Overview
This model, y-ohtani/qwen3-4b-agent-sft-true, is a full fine-tuned version of the Qwen3-4B-Instruct-2507 base model, developed by y-ohtani. Unlike LoRA adapters, this model has undergone comprehensive training to adapt its entire parameter set. It leverages the Open-AgentRL framework for its fine-tuning process, specifically designed for agentic capabilities.
Key Capabilities
- Agentic SFT: Trained with multi-turn agentic Supervised Fine-Tuning (SFT) using real End-to-End agentic trajectories.

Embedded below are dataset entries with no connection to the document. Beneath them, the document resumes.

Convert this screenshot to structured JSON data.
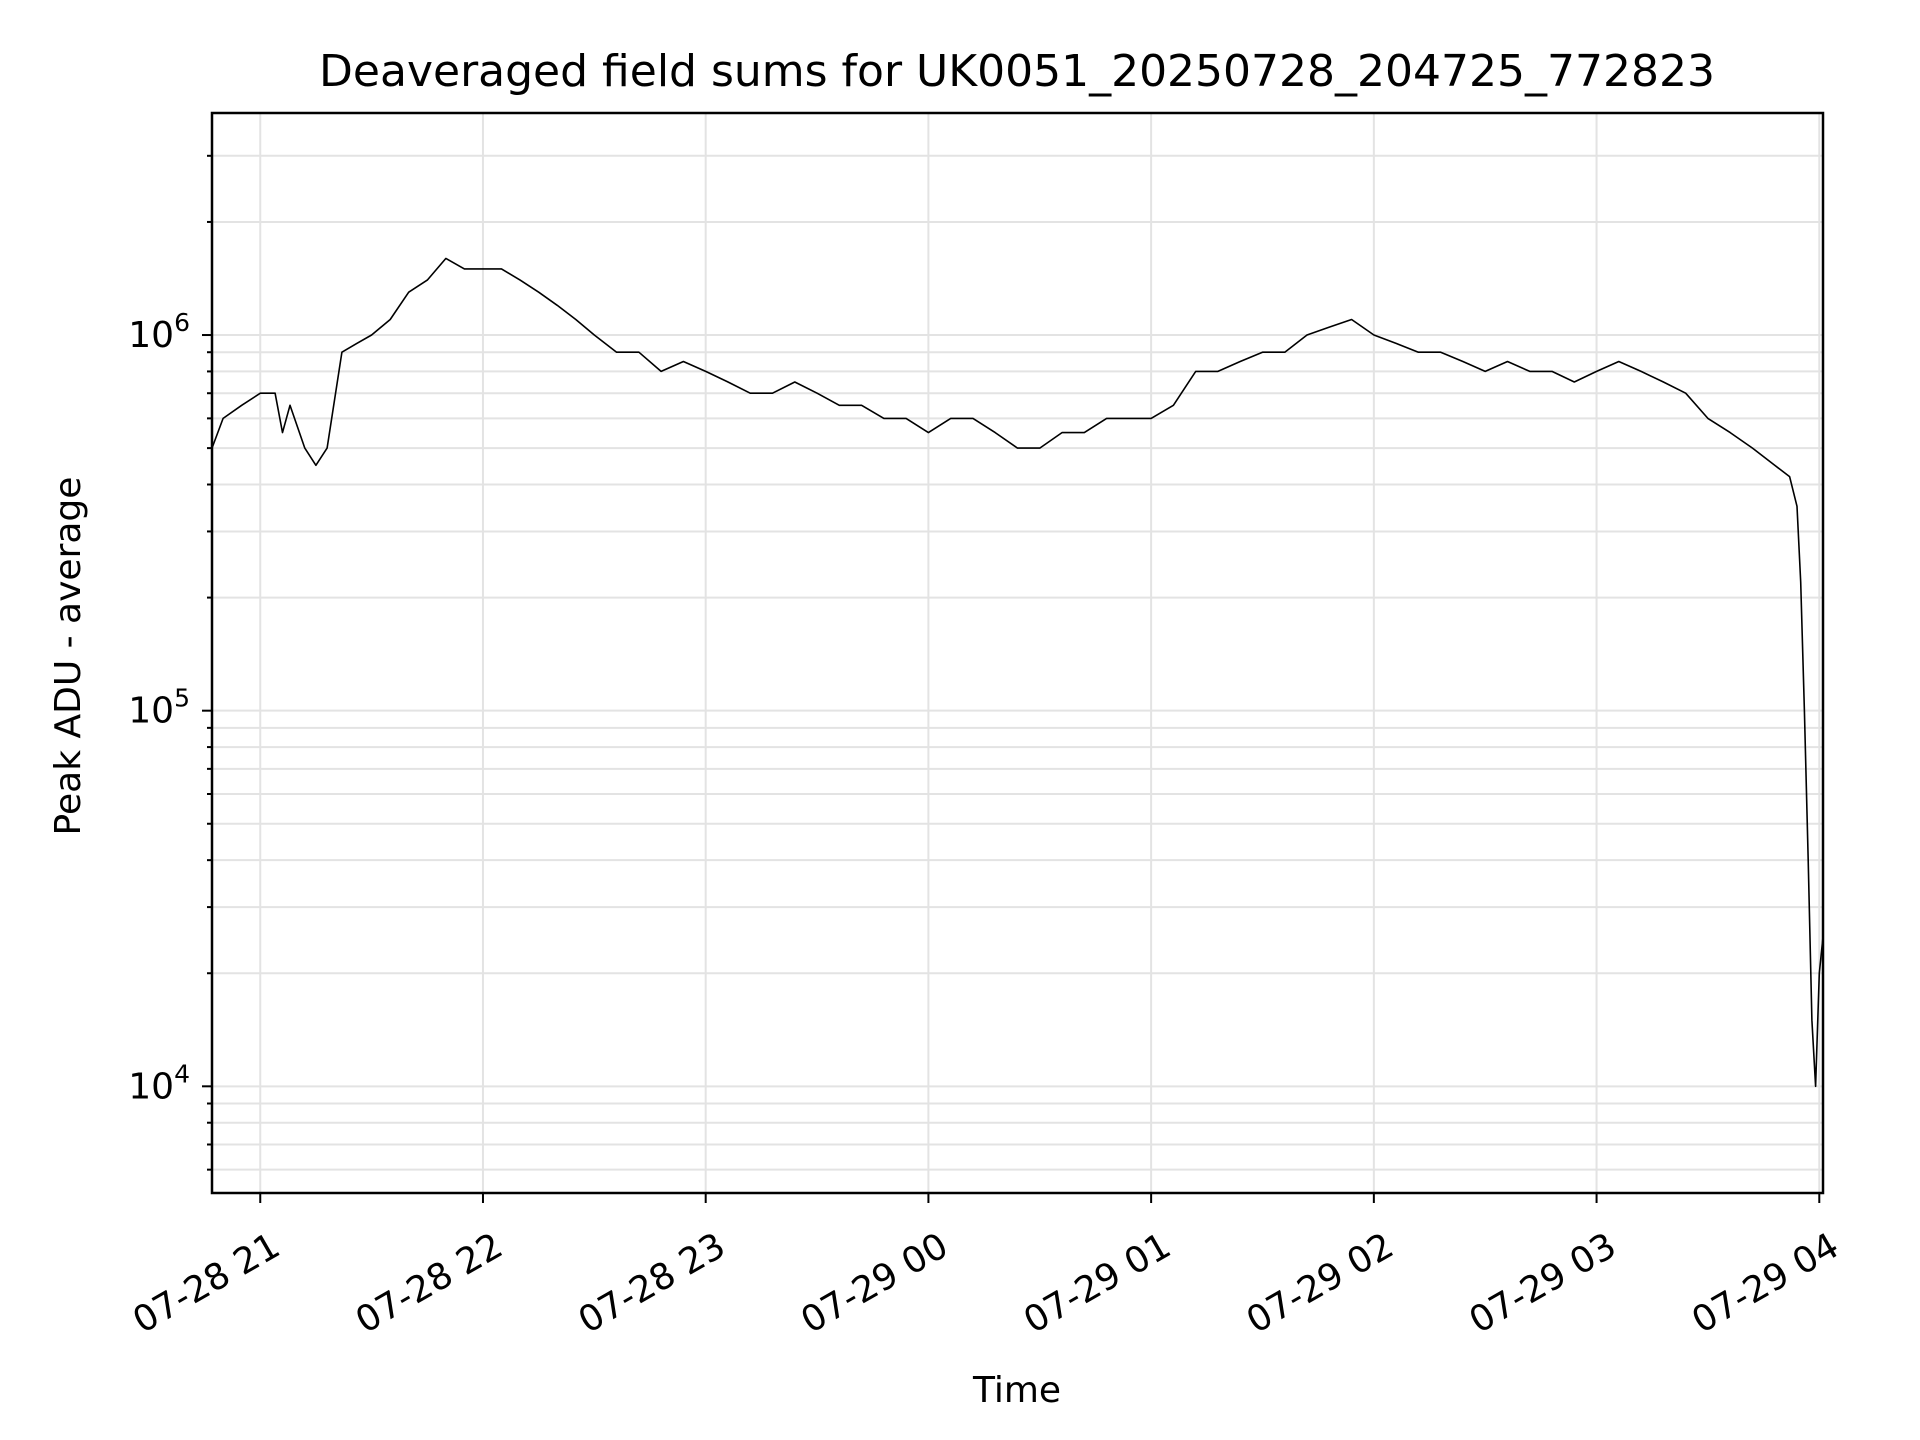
{
  "chart_data": {
    "type": "line",
    "title": "Deaveraged field sums for UK0051_20250728_204725_772823",
    "xlabel": "Time",
    "ylabel": "Peak ADU - average",
    "yscale": "log",
    "ylim": [
      5200,
      3900000
    ],
    "xlim": [
      "2025-07-28 20:47",
      "2025-07-29 04:01"
    ],
    "grid": true,
    "grid_color": "#e3e3e3",
    "line_color": "#000000",
    "x_ticks": [
      {
        "value": "2025-07-28 21:00",
        "label": "07-28 21"
      },
      {
        "value": "2025-07-28 22:00",
        "label": "07-28 22"
      },
      {
        "value": "2025-07-28 23:00",
        "label": "07-28 23"
      },
      {
        "value": "2025-07-29 00:00",
        "label": "07-29 00"
      },
      {
        "value": "2025-07-29 01:00",
        "label": "07-29 01"
      },
      {
        "value": "2025-07-29 02:00",
        "label": "07-29 02"
      },
      {
        "value": "2025-07-29 03:00",
        "label": "07-29 03"
      },
      {
        "value": "2025-07-29 04:00",
        "label": "07-29 04"
      }
    ],
    "y_ticks": [
      {
        "value": 10000,
        "base": "10",
        "exp": "4"
      },
      {
        "value": 100000,
        "base": "10",
        "exp": "5"
      },
      {
        "value": 1000000,
        "base": "10",
        "exp": "6"
      }
    ],
    "series": [
      {
        "x": [
          "2025-07-28 20:47",
          "2025-07-28 20:50",
          "2025-07-28 20:55",
          "2025-07-28 21:00",
          "2025-07-28 21:04",
          "2025-07-28 21:06",
          "2025-07-28 21:08",
          "2025-07-28 21:12",
          "2025-07-28 21:15",
          "2025-07-28 21:18",
          "2025-07-28 21:22",
          "2025-07-28 21:26",
          "2025-07-28 21:30",
          "2025-07-28 21:35",
          "2025-07-28 21:40",
          "2025-07-28 21:45",
          "2025-07-28 21:50",
          "2025-07-28 21:55",
          "2025-07-28 22:00",
          "2025-07-28 22:05",
          "2025-07-28 22:10",
          "2025-07-28 22:15",
          "2025-07-28 22:20",
          "2025-07-28 22:25",
          "2025-07-28 22:30",
          "2025-07-28 22:36",
          "2025-07-28 22:42",
          "2025-07-28 22:48",
          "2025-07-28 22:54",
          "2025-07-28 23:00",
          "2025-07-28 23:06",
          "2025-07-28 23:12",
          "2025-07-28 23:18",
          "2025-07-28 23:24",
          "2025-07-28 23:30",
          "2025-07-28 23:36",
          "2025-07-28 23:42",
          "2025-07-28 23:48",
          "2025-07-28 23:54",
          "2025-07-29 00:00",
          "2025-07-29 00:06",
          "2025-07-29 00:12",
          "2025-07-29 00:18",
          "2025-07-29 00:24",
          "2025-07-29 00:30",
          "2025-07-29 00:36",
          "2025-07-29 00:42",
          "2025-07-29 00:48",
          "2025-07-29 00:54",
          "2025-07-29 01:00",
          "2025-07-29 01:06",
          "2025-07-29 01:12",
          "2025-07-29 01:18",
          "2025-07-29 01:24",
          "2025-07-29 01:30",
          "2025-07-29 01:36",
          "2025-07-29 01:42",
          "2025-07-29 01:48",
          "2025-07-29 01:54",
          "2025-07-29 02:00",
          "2025-07-29 02:06",
          "2025-07-29 02:12",
          "2025-07-29 02:18",
          "2025-07-29 02:24",
          "2025-07-29 02:30",
          "2025-07-29 02:36",
          "2025-07-29 02:42",
          "2025-07-29 02:48",
          "2025-07-29 02:54",
          "2025-07-29 03:00",
          "2025-07-29 03:06",
          "2025-07-29 03:12",
          "2025-07-29 03:18",
          "2025-07-29 03:24",
          "2025-07-29 03:30",
          "2025-07-29 03:36",
          "2025-07-29 03:42",
          "2025-07-29 03:48",
          "2025-07-29 03:52",
          "2025-07-29 03:54",
          "2025-07-29 03:55",
          "2025-07-29 03:56",
          "2025-07-29 03:57",
          "2025-07-29 03:58",
          "2025-07-29 03:59",
          "2025-07-29 04:00",
          "2025-07-29 04:01"
        ],
        "y": [
          500000,
          600000,
          650000,
          700000,
          700000,
          550000,
          650000,
          500000,
          450000,
          500000,
          900000,
          950000,
          1000000,
          1100000,
          1300000,
          1400000,
          1600000,
          1500000,
          1500000,
          1500000,
          1400000,
          1300000,
          1200000,
          1100000,
          1000000,
          900000,
          900000,
          800000,
          850000,
          800000,
          750000,
          700000,
          700000,
          750000,
          700000,
          650000,
          650000,
          600000,
          600000,
          550000,
          600000,
          600000,
          550000,
          500000,
          500000,
          550000,
          550000,
          600000,
          600000,
          600000,
          650000,
          800000,
          800000,
          850000,
          900000,
          900000,
          1000000,
          1050000,
          1100000,
          1000000,
          950000,
          900000,
          900000,
          850000,
          800000,
          850000,
          800000,
          800000,
          750000,
          800000,
          850000,
          800000,
          750000,
          700000,
          600000,
          550000,
          500000,
          450000,
          420000,
          350000,
          220000,
          100000,
          40000,
          15000,
          10000,
          20000,
          25000
        ]
      }
    ]
  }
}
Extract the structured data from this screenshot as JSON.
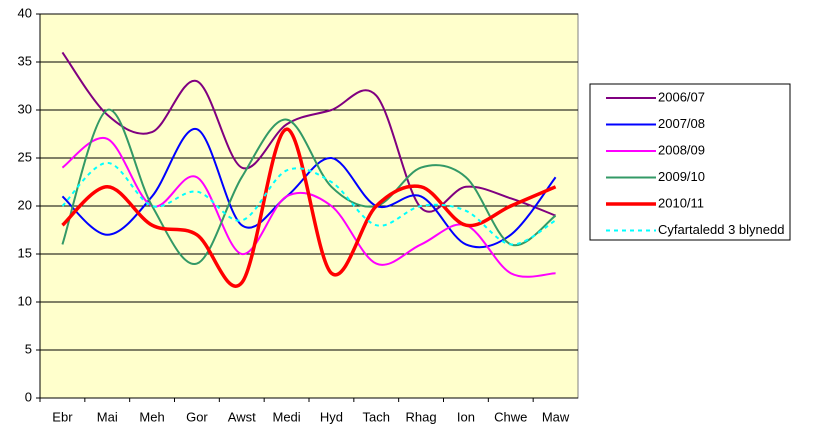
{
  "chart_data": {
    "type": "line",
    "categories": [
      "Ebr",
      "Mai",
      "Meh",
      "Gor",
      "Awst",
      "Medi",
      "Hyd",
      "Tach",
      "Rhag",
      "Ion",
      "Chwe",
      "Maw"
    ],
    "series": [
      {
        "name": "2006/07",
        "color": "#800080",
        "values": [
          36,
          29.5,
          27.7,
          33,
          24,
          28.5,
          30,
          31.5,
          19.8,
          22,
          20.8,
          19
        ]
      },
      {
        "name": "2007/08",
        "color": "#0000ff",
        "values": [
          21,
          17,
          21,
          28,
          18,
          21,
          25,
          20,
          21,
          16,
          17,
          23
        ]
      },
      {
        "name": "2008/09",
        "color": "#ff00ff",
        "values": [
          24,
          27,
          20,
          23,
          15,
          21,
          20,
          14,
          16,
          18,
          13,
          13
        ]
      },
      {
        "name": "2009/10",
        "color": "#339966",
        "values": [
          16,
          30,
          20,
          14,
          23,
          29,
          22,
          20,
          24,
          23,
          16,
          19
        ]
      },
      {
        "name": "2010/11",
        "color": "#ff0000",
        "values": [
          18,
          22,
          18,
          17,
          12,
          28,
          13,
          20,
          22,
          18,
          20,
          22
        ]
      },
      {
        "name": "Cyfartaledd 3 blynedd",
        "color": "#00ffff",
        "dashed": true,
        "values": [
          20,
          24.5,
          20,
          21.5,
          18.5,
          23.7,
          22.5,
          18,
          20,
          19.5,
          16,
          18.5
        ]
      }
    ],
    "ylim": [
      0,
      40
    ],
    "yticks": [
      0,
      5,
      10,
      15,
      20,
      25,
      30,
      35,
      40
    ],
    "grid": true,
    "smooth": true,
    "background": "#ffffcc",
    "legend": "right"
  }
}
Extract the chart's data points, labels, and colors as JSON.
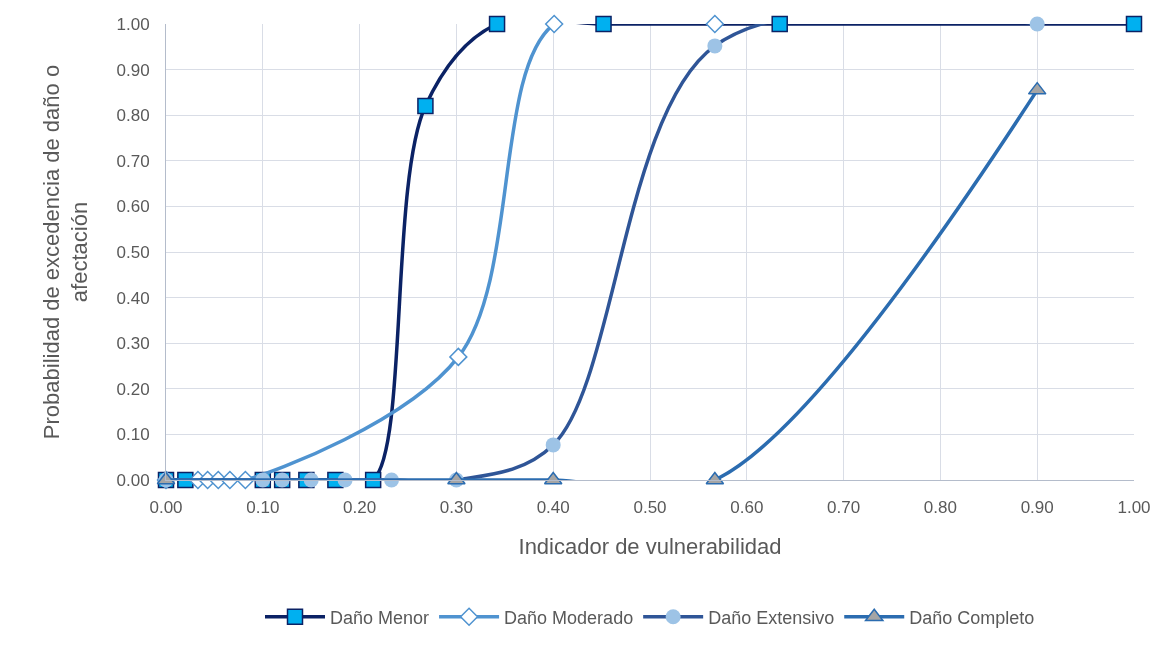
{
  "chart_data": {
    "type": "line",
    "xlabel": "Indicador de vulnerabilidad",
    "ylabel": "Probabilidad de excedencia de daño o\nafectación",
    "xlim": [
      0,
      1
    ],
    "ylim": [
      0,
      1
    ],
    "xticks": [
      {
        "value": 0,
        "label": "0.00"
      },
      {
        "value": 0.1,
        "label": "0.10"
      },
      {
        "value": 0.2,
        "label": "0.20"
      },
      {
        "value": 0.3,
        "label": "0.30"
      },
      {
        "value": 0.4,
        "label": "0.40"
      },
      {
        "value": 0.5,
        "label": "0.50"
      },
      {
        "value": 0.6,
        "label": "0.60"
      },
      {
        "value": 0.7,
        "label": "0.70"
      },
      {
        "value": 0.8,
        "label": "0.80"
      },
      {
        "value": 0.9,
        "label": "0.90"
      },
      {
        "value": 1,
        "label": "1.00"
      }
    ],
    "yticks": [
      {
        "value": 0,
        "label": "0.00"
      },
      {
        "value": 0.1,
        "label": "0.10"
      },
      {
        "value": 0.2,
        "label": "0.20"
      },
      {
        "value": 0.3,
        "label": "0.30"
      },
      {
        "value": 0.4,
        "label": "0.40"
      },
      {
        "value": 0.5,
        "label": "0.50"
      },
      {
        "value": 0.6,
        "label": "0.60"
      },
      {
        "value": 0.7,
        "label": "0.70"
      },
      {
        "value": 0.8,
        "label": "0.80"
      },
      {
        "value": 0.9,
        "label": "0.90"
      },
      {
        "value": 1,
        "label": "1.00"
      }
    ],
    "grid": true,
    "legend": "bottom",
    "line_style": "solid",
    "series": [
      {
        "name": "Daño Menor",
        "color": "#0b2265",
        "marker": "square",
        "x": [
          0,
          0.02,
          0.1,
          0.12,
          0.145,
          0.175,
          0.214,
          0.268,
          0.342,
          0.452,
          0.634,
          1.0
        ],
        "values": [
          0,
          0,
          0,
          0,
          0,
          0,
          0,
          0.82,
          1,
          1,
          1,
          1
        ]
      },
      {
        "name": "Daño Moderado",
        "color": "#4f93d0",
        "marker": "diamond",
        "x": [
          0,
          0.033,
          0.043,
          0.054,
          0.066,
          0.082,
          0.302,
          0.401,
          0.567
        ],
        "values": [
          0,
          0,
          0,
          0,
          0,
          0,
          0.27,
          1,
          1
        ]
      },
      {
        "name": "Daño Extensivo",
        "color": "#2f5597",
        "marker": "circle",
        "x": [
          0,
          0.1,
          0.12,
          0.15,
          0.185,
          0.233,
          0.3,
          0.4,
          0.567,
          0.9
        ],
        "values": [
          0,
          0,
          0,
          0,
          0,
          0,
          0,
          0.077,
          0.952,
          1
        ]
      },
      {
        "name": "Daño Completo",
        "color": "#2b6cb0",
        "marker": "triangle",
        "x": [
          0,
          0.3,
          0.4,
          0.567,
          0.9
        ],
        "values": [
          0,
          0,
          0,
          0,
          0.855
        ]
      }
    ]
  }
}
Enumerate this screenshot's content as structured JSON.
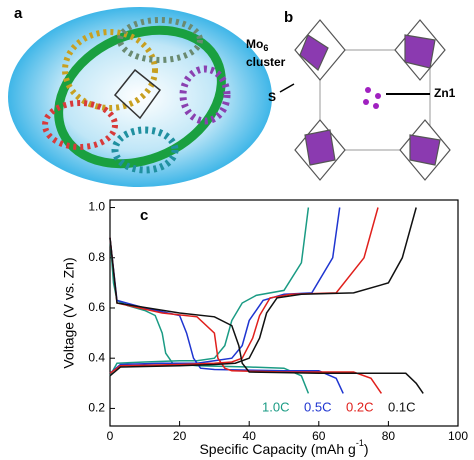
{
  "panels": {
    "a": "a",
    "b": "b",
    "mo": "Mo",
    "mo_sub": "6",
    "cluster": "cluster",
    "s": "S",
    "zn": "Zn1"
  },
  "chart_data": {
    "type": "line",
    "panel_label": "c",
    "x_label": "Specific Capacity (mAh g",
    "x_label_sup": "-1",
    "x_label_end": ")",
    "y_label": "Voltage (V vs. Zn)",
    "xlim": [
      0,
      100
    ],
    "ylim": [
      0.13,
      1.03
    ],
    "xticks": [
      0,
      20,
      40,
      60,
      80,
      100
    ],
    "yticks": [
      0.2,
      0.4,
      0.6,
      0.8,
      {
        "value": 1,
        "label": "1.0"
      }
    ],
    "series": [
      {
        "name": "1.0C",
        "color": "#1a9b84",
        "discharge": {
          "x": [
            0,
            1,
            2,
            5,
            10,
            13,
            15,
            16,
            18,
            25,
            40,
            50,
            55,
            57
          ],
          "values": [
            0.88,
            0.7,
            0.63,
            0.61,
            0.59,
            0.57,
            0.5,
            0.42,
            0.38,
            0.37,
            0.365,
            0.36,
            0.33,
            0.26
          ]
        },
        "charge": {
          "x": [
            0,
            2,
            10,
            20,
            25,
            30,
            33,
            35,
            38,
            42,
            50,
            55,
            57
          ],
          "values": [
            0.33,
            0.38,
            0.385,
            0.39,
            0.39,
            0.4,
            0.45,
            0.55,
            0.62,
            0.65,
            0.67,
            0.78,
            1.0
          ]
        }
      },
      {
        "name": "0.5C",
        "color": "#1f35d0",
        "discharge": {
          "x": [
            0,
            2,
            10,
            20,
            22,
            24,
            26,
            30,
            50,
            60,
            65,
            67
          ],
          "values": [
            0.88,
            0.63,
            0.6,
            0.57,
            0.5,
            0.4,
            0.36,
            0.355,
            0.35,
            0.35,
            0.32,
            0.26
          ]
        },
        "charge": {
          "x": [
            0,
            3,
            15,
            25,
            30,
            35,
            38,
            40,
            44,
            50,
            58,
            64,
            66
          ],
          "values": [
            0.34,
            0.375,
            0.38,
            0.38,
            0.39,
            0.4,
            0.45,
            0.55,
            0.63,
            0.655,
            0.66,
            0.8,
            1.0
          ]
        }
      },
      {
        "name": "0.2C",
        "color": "#e0201c",
        "discharge": {
          "x": [
            0,
            2,
            15,
            25,
            30,
            31,
            33,
            35,
            50,
            70,
            75,
            78
          ],
          "values": [
            0.88,
            0.62,
            0.58,
            0.565,
            0.5,
            0.4,
            0.36,
            0.35,
            0.345,
            0.345,
            0.32,
            0.26
          ]
        },
        "charge": {
          "x": [
            0,
            3,
            20,
            30,
            35,
            38,
            41,
            43,
            46,
            52,
            65,
            73,
            77
          ],
          "values": [
            0.34,
            0.37,
            0.375,
            0.38,
            0.385,
            0.4,
            0.48,
            0.57,
            0.64,
            0.655,
            0.66,
            0.8,
            1.0
          ]
        }
      },
      {
        "name": "0.1C",
        "color": "#111111",
        "discharge": {
          "x": [
            0,
            2,
            20,
            30,
            35,
            37,
            38,
            40,
            60,
            85,
            88,
            90
          ],
          "values": [
            0.88,
            0.62,
            0.58,
            0.565,
            0.53,
            0.45,
            0.38,
            0.345,
            0.34,
            0.34,
            0.3,
            0.26
          ]
        },
        "charge": {
          "x": [
            0,
            3,
            20,
            30,
            36,
            40,
            43,
            45,
            48,
            55,
            70,
            80,
            84,
            88
          ],
          "values": [
            0.33,
            0.365,
            0.37,
            0.375,
            0.38,
            0.4,
            0.48,
            0.58,
            0.64,
            0.655,
            0.66,
            0.7,
            0.8,
            1.0
          ]
        }
      }
    ]
  }
}
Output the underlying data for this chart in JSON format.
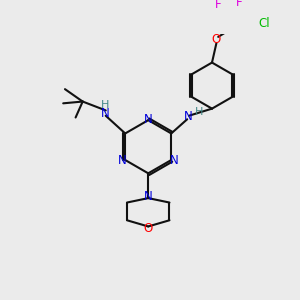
{
  "background_color": "#ebebeb",
  "atom_colors": {
    "N": "#0000dd",
    "O": "#ff0000",
    "Cl": "#00bb00",
    "F": "#dd00dd",
    "C": "#111111",
    "H": "#448888"
  },
  "figsize": [
    3.0,
    3.0
  ],
  "dpi": 100
}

- Extended Context: Supports a maximum sequence length of 32,768 tokens, enabling processing of lengthy and complex conversations.
- Specialized Dataset: Fine-tuned on the Gen-Verse/Open-AgentRL-SFT-3K dataset, comprising 3,000 multi-turn conversations tailored for agent behavior.
- Full Fine-tuning: Utilizes FSDP with bfloat16 for robust and efficient full model fine-tuning.
Ideal Use Cases
This model is particularly well-suited for applications requiring:
- Complex Multi-turn Dialogues: Excels in scenarios where an AI agent needs to maintain context and perform multi-step reasoning over several turns.
- Agent-based Systems: Designed for integration into systems that require an AI to act as an agent, performing tasks or solving problems through interactive conversation.
- Instruction Following: Enhanced ability to follow intricate instructions and generate coherent, contextually relevant responses in agentic workflows.